Por otra parte, mientras me alejaba de la ventanilla de caja con cuarenta reproducciones del presidente William McKinley en mi poder, Europa me parecía ya un poco más cercana y atractiva. No había rechazado directamente la oferta de un empleo a tiempo completo con Lansky por un solo motivo: no quería decirle que me marchaba del país. Podría haber despertado sospechas. En cambio, pensaba ingresar el dinero en el Royal Bank of Canada, en la misma cuenta en la que guardaba mis ahorros, y después, armado con mis nuevas credenciales, largarme de Cuba lo antes posible.
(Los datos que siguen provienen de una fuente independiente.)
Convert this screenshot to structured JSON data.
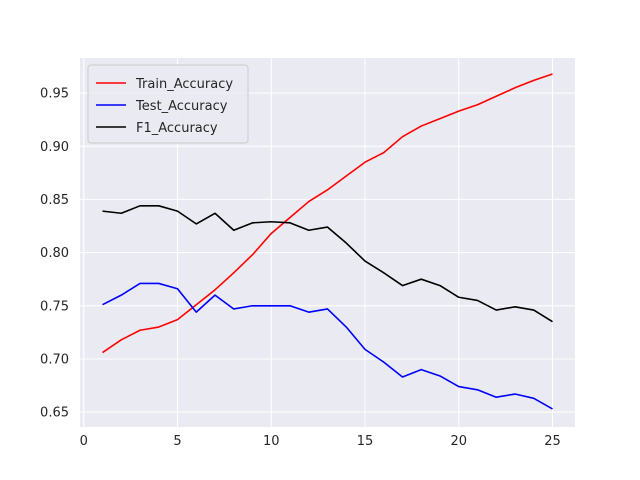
{
  "chart_data": {
    "type": "line",
    "title": "",
    "xlabel": "",
    "ylabel": "",
    "xlim": [
      -0.2,
      26.2
    ],
    "ylim": [
      0.636,
      0.983
    ],
    "grid": true,
    "legend_position": "top-left",
    "x_ticks": [
      0,
      5,
      10,
      15,
      20,
      25
    ],
    "y_ticks": [
      0.65,
      0.7,
      0.75,
      0.8,
      0.85,
      0.9,
      0.95
    ],
    "x_tick_labels": [
      "0",
      "5",
      "10",
      "15",
      "20",
      "25"
    ],
    "y_tick_labels": [
      "0.65",
      "0.70",
      "0.75",
      "0.80",
      "0.85",
      "0.90",
      "0.95"
    ],
    "x": [
      1,
      2,
      3,
      4,
      5,
      6,
      7,
      8,
      9,
      10,
      11,
      12,
      13,
      14,
      15,
      16,
      17,
      18,
      19,
      20,
      21,
      22,
      23,
      24,
      25
    ],
    "series": [
      {
        "name": "Train_Accuracy",
        "color": "#ff0000",
        "values": [
          0.706,
          0.718,
          0.727,
          0.73,
          0.737,
          0.751,
          0.765,
          0.781,
          0.798,
          0.818,
          0.833,
          0.848,
          0.859,
          0.872,
          0.885,
          0.894,
          0.909,
          0.919,
          0.926,
          0.933,
          0.939,
          0.947,
          0.955,
          0.962,
          0.968
        ]
      },
      {
        "name": "Test_Accuracy",
        "color": "#0000ff",
        "values": [
          0.751,
          0.76,
          0.771,
          0.771,
          0.766,
          0.744,
          0.76,
          0.747,
          0.75,
          0.75,
          0.75,
          0.744,
          0.747,
          0.73,
          0.709,
          0.697,
          0.683,
          0.69,
          0.684,
          0.674,
          0.671,
          0.664,
          0.667,
          0.663,
          0.653
        ]
      },
      {
        "name": "F1_Accuracy",
        "color": "#000000",
        "values": [
          0.839,
          0.837,
          0.844,
          0.844,
          0.839,
          0.827,
          0.837,
          0.821,
          0.828,
          0.829,
          0.828,
          0.821,
          0.824,
          0.809,
          0.792,
          0.781,
          0.769,
          0.775,
          0.769,
          0.758,
          0.755,
          0.746,
          0.749,
          0.746,
          0.735
        ]
      }
    ],
    "colors": {
      "plot_background": "#eaeaf2",
      "grid": "#ffffff",
      "text": "#262626"
    }
  }
}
Crucé la verja del Nacional en dirección al coche que pensaba dejar a Yara como regalo de despedida casi saltando de contento. No contemplaba el futuro con tanto optimismo desde el reencuentro con mi difunta esposa, Kirsten, en Viena, en el mes de septiembre de 1947. Tan optimista estaba, que se me ocurrió ir a ver al capitán Sánchez, por si descubría que podía hacer algo a favor de Noreen Eisner y Alfredo López.
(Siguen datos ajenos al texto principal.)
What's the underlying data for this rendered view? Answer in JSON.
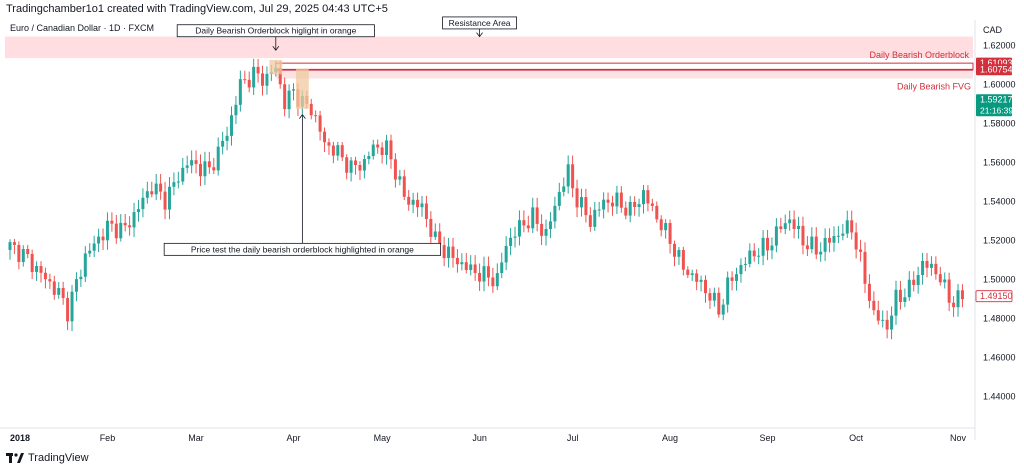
{
  "header": {
    "attribution": "Tradingchamber1o1 created with TradingView.com, Jul 29, 2025 04:43 UTC+5"
  },
  "footer": {
    "brand": "TradingView",
    "logo_icon": "tradingview-logo-icon"
  },
  "chart_data": {
    "type": "candlestick",
    "symbol_title": "Euro / Canadian Dollar · 1D · FXCM",
    "currency": "CAD",
    "ylim": [
      1.425,
      1.633
    ],
    "y_ticks": [
      "1.62000",
      "1.60000",
      "1.58000",
      "1.56000",
      "1.54000",
      "1.52000",
      "1.50000",
      "1.48000",
      "1.46000",
      "1.44000"
    ],
    "x_labels": [
      {
        "label": "2018",
        "bar": 0,
        "bold": true
      },
      {
        "label": "Feb",
        "bar": 22
      },
      {
        "label": "Mar",
        "bar": 42
      },
      {
        "label": "Apr",
        "bar": 64
      },
      {
        "label": "May",
        "bar": 84
      },
      {
        "label": "Jun",
        "bar": 106
      },
      {
        "label": "Jul",
        "bar": 127
      },
      {
        "label": "Aug",
        "bar": 149
      },
      {
        "label": "Sep",
        "bar": 171
      },
      {
        "label": "Oct",
        "bar": 191
      },
      {
        "label": "Nov",
        "bar": 214
      }
    ],
    "bar_count": 216,
    "anchors": [
      [
        0,
        1.517
      ],
      [
        3,
        1.513
      ],
      [
        7,
        1.503
      ],
      [
        11,
        1.493
      ],
      [
        13,
        1.484
      ],
      [
        17,
        1.512
      ],
      [
        22,
        1.527
      ],
      [
        26,
        1.526
      ],
      [
        32,
        1.548
      ],
      [
        35,
        1.541
      ],
      [
        40,
        1.56
      ],
      [
        45,
        1.556
      ],
      [
        49,
        1.575
      ],
      [
        52,
        1.6
      ],
      [
        55,
        1.605
      ],
      [
        58,
        1.603
      ],
      [
        60,
        1.609
      ],
      [
        62,
        1.59
      ],
      [
        64,
        1.597
      ],
      [
        66,
        1.59
      ],
      [
        68,
        1.588
      ],
      [
        71,
        1.57
      ],
      [
        74,
        1.565
      ],
      [
        77,
        1.557
      ],
      [
        80,
        1.56
      ],
      [
        82,
        1.568
      ],
      [
        85,
        1.567
      ],
      [
        87,
        1.556
      ],
      [
        89,
        1.542
      ],
      [
        93,
        1.537
      ],
      [
        96,
        1.52
      ],
      [
        100,
        1.511
      ],
      [
        104,
        1.505
      ],
      [
        107,
        1.502
      ],
      [
        110,
        1.5
      ],
      [
        112,
        1.518
      ],
      [
        115,
        1.527
      ],
      [
        118,
        1.532
      ],
      [
        121,
        1.523
      ],
      [
        124,
        1.545
      ],
      [
        126,
        1.555
      ],
      [
        128,
        1.541
      ],
      [
        131,
        1.53
      ],
      [
        134,
        1.54
      ],
      [
        137,
        1.54
      ],
      [
        140,
        1.535
      ],
      [
        143,
        1.544
      ],
      [
        146,
        1.532
      ],
      [
        149,
        1.52
      ],
      [
        152,
        1.506
      ],
      [
        155,
        1.5
      ],
      [
        158,
        1.492
      ],
      [
        160,
        1.484
      ],
      [
        162,
        1.497
      ],
      [
        165,
        1.507
      ],
      [
        168,
        1.514
      ],
      [
        171,
        1.517
      ],
      [
        174,
        1.527
      ],
      [
        176,
        1.531
      ],
      [
        179,
        1.52
      ],
      [
        182,
        1.515
      ],
      [
        185,
        1.52
      ],
      [
        188,
        1.525
      ],
      [
        190,
        1.527
      ],
      [
        192,
        1.509
      ],
      [
        195,
        1.482
      ],
      [
        198,
        1.476
      ],
      [
        200,
        1.49
      ],
      [
        203,
        1.495
      ],
      [
        206,
        1.508
      ],
      [
        209,
        1.505
      ],
      [
        211,
        1.495
      ],
      [
        213,
        1.488
      ],
      [
        215,
        1.492
      ]
    ],
    "resistance_zone": {
      "from": 1.6135,
      "to": 1.6245,
      "label": "Resistance Area"
    },
    "orderblock": {
      "from": 1.6075,
      "to": 1.6109,
      "label": "Daily Bearish Orderblock"
    },
    "fvg": {
      "from": 1.603,
      "to": 1.6075,
      "label": "Daily Bearish FVG"
    },
    "orange_boxes": [
      {
        "bar_from": 59,
        "bar_to": 61,
        "from": 1.6052,
        "to": 1.6125
      },
      {
        "bar_from": 65,
        "bar_to": 67,
        "from": 1.5875,
        "to": 1.608
      }
    ],
    "price_labels": [
      {
        "value": "1.61093",
        "y": 1.61093,
        "style": "red"
      },
      {
        "value": "1.60754",
        "y": 1.60754,
        "style": "red"
      },
      {
        "value": "1.59217",
        "y": 1.59217,
        "style": "green",
        "sub": "21:16:39"
      },
      {
        "value": "1.49150",
        "y": 1.4915,
        "style": "red-outline"
      }
    ],
    "annotations": [
      {
        "text": "Daily Bearish Orderblock higlight in orange",
        "bar": 60,
        "price": 1.6275,
        "arrow_to": 1.6175
      },
      {
        "text": "Resistance Area",
        "bar": 106,
        "price": 1.6315,
        "arrow_to": 1.6245
      },
      {
        "text": "Price test the daily bearish orderblock highlighted in orange",
        "bar": 66,
        "price": 1.5155,
        "arrow_to": 1.5845
      }
    ],
    "colors": {
      "up": "#26a69a",
      "down": "#ef5350",
      "resistance": "#ffdde0",
      "orderblock_line": "#d32f3c",
      "fvg": "#fbe3e5",
      "orange": "#f2c9a0",
      "axis_text": "#131722"
    }
  }
}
En el fondo, el optimismo no es sino una esperanza ingenua y equivocada.

20

El Capitolio, construido en tiempos del dictador Machado, era un edificio del mismo estilo que el estadounidense de Washington D.C., pero resultaba demasiado grande para una isla del tamaño de Cuba. Lo habría sido incluso para Australia. Dentro de la rotonda había una estatua de Júpiter de diecisiete metros de altura; se parecía al óscar de la Academia y la verdad es que a muchos turistas que visitaban el edificio les parecía que la película era buena. Ahora que tenía el plan de marcharme de Cuba, se me ocurrió que podría hacer unas cuantas fotografías. ¿Para recordar lo que echase de menos, cuando estuviese viviendo en Bonn y me acostase a las nueve de la noche? Si Beethoven hubiese vivido en La Habana -sobre todo, a la vuelta de la esquina de Casa Marina-, casi seguro que se habría considerado afortunado si hubiera llegado a escribir un solo cuarteto de cuerda, no digamos dieciséis. En cambio, en Bonn, se podía vivir toda la vida sin darse cuenta siquiera de que se era sordo.
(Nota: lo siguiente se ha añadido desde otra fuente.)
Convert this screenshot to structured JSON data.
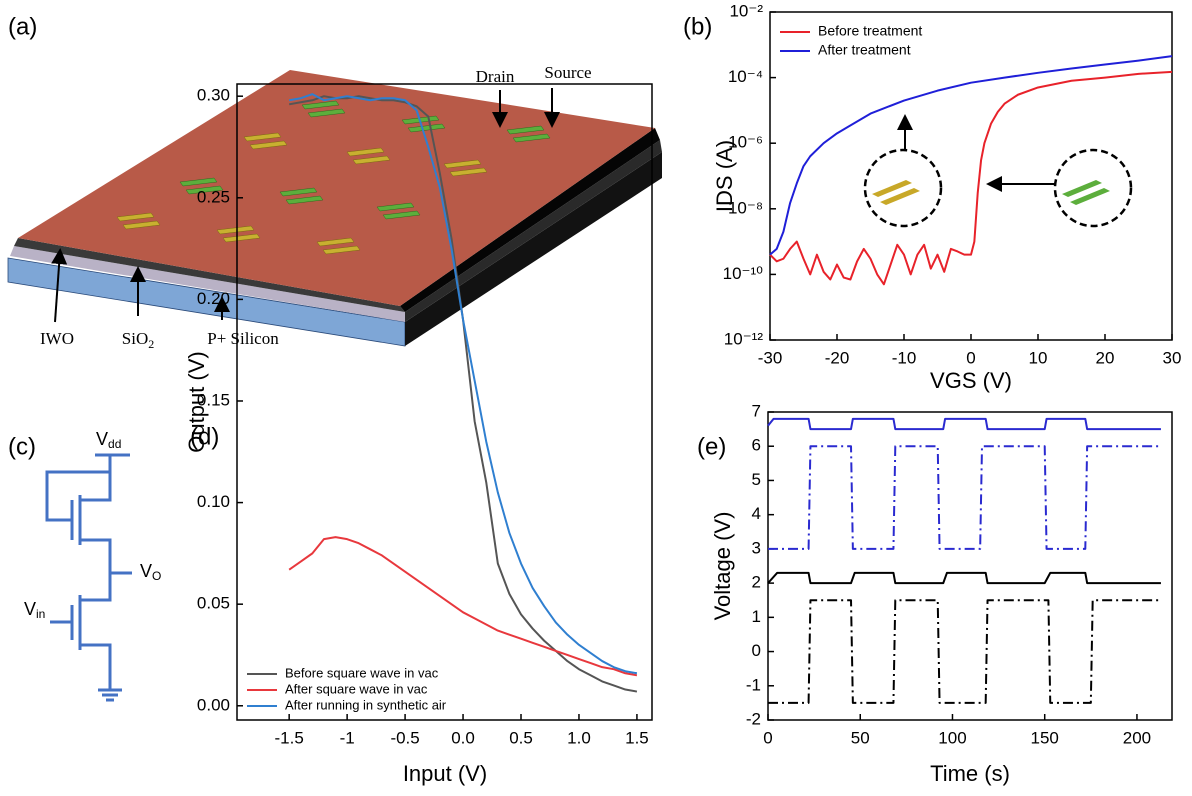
{
  "diagram": {
    "panel": "(a)",
    "drain": "Drain",
    "source": "Source",
    "iwo": "IWO",
    "sio2": {
      "base": "SiO",
      "sub": "2"
    },
    "p_silicon": "P+ Silicon"
  },
  "circuit": {
    "panel": "(c)",
    "vdd": {
      "base": "V",
      "sub": "dd"
    },
    "vo": {
      "base": "V",
      "sub": "O"
    },
    "vin": {
      "base": "V",
      "sub": "in"
    }
  },
  "chart_data": [
    {
      "type": "line",
      "panel": "(b)",
      "x_label": "VGS (V)",
      "y_label": "IDS (A)",
      "log_y": true,
      "legend": "upper left",
      "xlim": [
        -30,
        30
      ],
      "xticks": [
        -30,
        -20,
        -10,
        0,
        10,
        20,
        30
      ],
      "ylim": [
        1e-12,
        0.01
      ],
      "yticks": [
        {
          "value": 1e-12,
          "label": "10⁻¹²"
        },
        {
          "value": 1e-10,
          "label": "10⁻¹⁰"
        },
        {
          "value": 1e-08,
          "label": "10⁻⁸"
        },
        {
          "value": 1e-06,
          "label": "10⁻⁶"
        },
        {
          "value": 0.0001,
          "label": "10⁻⁴"
        },
        {
          "value": 0.01,
          "label": "10⁻²"
        }
      ],
      "series": [
        {
          "name": "Before treatment",
          "color": "#e8222a",
          "x": [
            -30,
            -29,
            -28,
            -27,
            -26,
            -25,
            -24,
            -23,
            -22,
            -21,
            -20,
            -19,
            -18,
            -17,
            -16,
            -15,
            -14,
            -13,
            -12,
            -11,
            -10,
            -9,
            -8,
            -7,
            -6,
            -5,
            -4,
            -3,
            -2,
            -1,
            0,
            0.5,
            1,
            1.5,
            2,
            3,
            4,
            5,
            7,
            10,
            15,
            20,
            25,
            30
          ],
          "values": [
            4e-10,
            2.5e-10,
            3e-10,
            6e-10,
            1e-09,
            3e-10,
            1e-10,
            4e-10,
            1.2e-10,
            7e-11,
            2e-10,
            8e-11,
            7e-11,
            2.5e-10,
            6e-10,
            3e-10,
            1e-10,
            5e-11,
            2e-10,
            8e-10,
            4e-10,
            1e-10,
            4e-10,
            8e-10,
            1.5e-10,
            4e-10,
            1.2e-10,
            6e-10,
            5e-10,
            4e-10,
            4e-10,
            1e-09,
            3e-08,
            3e-07,
            1e-06,
            4e-06,
            9e-06,
            1.6e-05,
            3e-05,
            5e-05,
            8e-05,
            0.0001,
            0.00013,
            0.00015
          ]
        },
        {
          "name": "After treatment",
          "color": "#1f1fd8",
          "x": [
            -30,
            -29,
            -28,
            -27,
            -26,
            -25,
            -24,
            -22,
            -20,
            -15,
            -10,
            -5,
            0,
            5,
            10,
            15,
            20,
            25,
            30
          ],
          "values": [
            4e-10,
            6e-10,
            2e-09,
            1.5e-08,
            6e-08,
            2e-07,
            4e-07,
            1e-06,
            2e-06,
            8e-06,
            2e-05,
            4e-05,
            7e-05,
            0.0001,
            0.00014,
            0.00019,
            0.00025,
            0.00033,
            0.00045
          ]
        }
      ]
    },
    {
      "type": "line",
      "panel": "(d)",
      "x_label": "Input (V)",
      "y_label": "Output (V)",
      "legend": "lower left",
      "xlim": [
        -1.95,
        1.63
      ],
      "xticks": [
        -1.5,
        -1.0,
        {
          "value": -0.5,
          "label": "-0.5"
        },
        {
          "value": 0,
          "label": "0.0"
        },
        0.5,
        {
          "value": 1,
          "label": "1.0"
        },
        1.5
      ],
      "ylim": [
        -0.007,
        0.306
      ],
      "yticks": [
        {
          "value": 0,
          "label": "0.00"
        },
        0.05,
        {
          "value": 0.1,
          "label": "0.10"
        },
        0.15,
        {
          "value": 0.2,
          "label": "0.20"
        },
        0.25,
        {
          "value": 0.3,
          "label": "0.30"
        }
      ],
      "x": [
        -1.5,
        -1.4,
        -1.3,
        -1.2,
        -1.1,
        -1.0,
        -0.9,
        -0.8,
        -0.7,
        -0.6,
        -0.5,
        -0.4,
        -0.3,
        -0.2,
        -0.1,
        0,
        0.1,
        0.2,
        0.3,
        0.4,
        0.5,
        0.6,
        0.7,
        0.8,
        0.9,
        1.0,
        1.1,
        1.2,
        1.3,
        1.4,
        1.5
      ],
      "series": [
        {
          "name": "Before square wave in vac",
          "color": "#555555",
          "values": [
            0.296,
            0.297,
            0.298,
            0.3,
            0.299,
            0.299,
            0.3,
            0.299,
            0.298,
            0.298,
            0.297,
            0.295,
            0.29,
            0.262,
            0.23,
            0.19,
            0.14,
            0.11,
            0.07,
            0.055,
            0.045,
            0.038,
            0.032,
            0.027,
            0.022,
            0.018,
            0.015,
            0.012,
            0.01,
            0.008,
            0.007
          ]
        },
        {
          "name": "After square wave in vac",
          "color": "#e8383d",
          "values": [
            0.067,
            0.071,
            0.075,
            0.082,
            0.083,
            0.082,
            0.08,
            0.077,
            0.074,
            0.07,
            0.066,
            0.062,
            0.058,
            0.054,
            0.05,
            0.046,
            0.043,
            0.04,
            0.037,
            0.035,
            0.033,
            0.031,
            0.029,
            0.027,
            0.025,
            0.023,
            0.021,
            0.019,
            0.018,
            0.016,
            0.015
          ]
        },
        {
          "name": "After running in synthetic air",
          "color": "#2f7fd0",
          "values": [
            0.298,
            0.299,
            0.301,
            0.298,
            0.299,
            0.3,
            0.299,
            0.298,
            0.299,
            0.299,
            0.298,
            0.293,
            0.275,
            0.255,
            0.225,
            0.19,
            0.16,
            0.13,
            0.105,
            0.085,
            0.07,
            0.058,
            0.049,
            0.041,
            0.035,
            0.03,
            0.026,
            0.022,
            0.019,
            0.017,
            0.016
          ]
        }
      ]
    },
    {
      "type": "line",
      "panel": "(e)",
      "x_label": "Time (s)",
      "y_label": "Voltage (V)",
      "xlim": [
        0,
        219
      ],
      "xticks": [
        0,
        50,
        100,
        150,
        200
      ],
      "ylim": [
        -2,
        7
      ],
      "yticks": [
        -2,
        -1,
        0,
        1,
        2,
        3,
        4,
        5,
        6,
        7
      ],
      "series": [
        {
          "color": "#2a2ad0",
          "dash": "solid",
          "x": [
            0,
            3,
            22,
            23,
            45,
            46,
            68,
            69,
            95,
            96,
            118,
            119,
            150,
            151,
            172,
            173,
            213
          ],
          "values": [
            6.6,
            6.8,
            6.8,
            6.5,
            6.5,
            6.8,
            6.8,
            6.5,
            6.5,
            6.8,
            6.8,
            6.5,
            6.5,
            6.8,
            6.8,
            6.5,
            6.5
          ]
        },
        {
          "color": "#2a2ad0",
          "dash": "dashdot",
          "x": [
            0,
            22,
            23,
            45,
            46,
            68,
            69,
            92,
            93,
            115,
            116,
            150,
            151,
            172,
            173,
            213
          ],
          "values": [
            3,
            3,
            6,
            6,
            3,
            3,
            6,
            6,
            3,
            3,
            6,
            6,
            3,
            3,
            6,
            6
          ]
        },
        {
          "color": "#000000",
          "dash": "solid",
          "x": [
            0,
            5,
            22,
            23,
            45,
            47,
            68,
            69,
            95,
            97,
            118,
            119,
            150,
            153,
            172,
            173,
            213
          ],
          "values": [
            2.0,
            2.3,
            2.3,
            2.0,
            2.0,
            2.3,
            2.3,
            2.0,
            2.0,
            2.3,
            2.3,
            2.0,
            2.0,
            2.3,
            2.3,
            2.0,
            2.0
          ]
        },
        {
          "color": "#000000",
          "dash": "dashdot",
          "x": [
            0,
            22,
            23,
            45,
            46,
            68,
            69,
            92,
            93,
            118,
            119,
            152,
            153,
            175,
            176,
            213
          ],
          "values": [
            -1.5,
            -1.5,
            1.5,
            1.5,
            -1.5,
            -1.5,
            1.5,
            1.5,
            -1.5,
            -1.5,
            1.5,
            1.5,
            -1.5,
            -1.5,
            1.5,
            1.5
          ]
        }
      ]
    }
  ]
}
La comisaría de Zulueta se encontraba a unos minutos del Capitolio, pero no me importó hacerlos a pie. Hacía unos pocos meses, delante de esa misma comisaría, había muerto un profesor de la Universidad de La Habana al explotar la bomba que los rebeldes habían colocado por equivocación en su coche, un Hudson negro de 1952, idéntico al del subdirector del Departamento Cubano de Investigación. Desde entonces, siempre había tenido la precaución de no dejar mi Chevrolet Styline en los alrededores de la comisaría.

La comisaría ocupaba un antiguo edificio colonial con la fachada estucada y desconchada y contraventanas verdes de lamas abatibles. Sobre el pórtico cuadrado colgaba, inerte, una bandera cubana que parecía una toalla playera de colores llamativos que se hubiese caído de la ventana del piso de arriba. En el exterior, los desagües no olían muy bien. En el interior, apenas se notaba, si no se respiraba.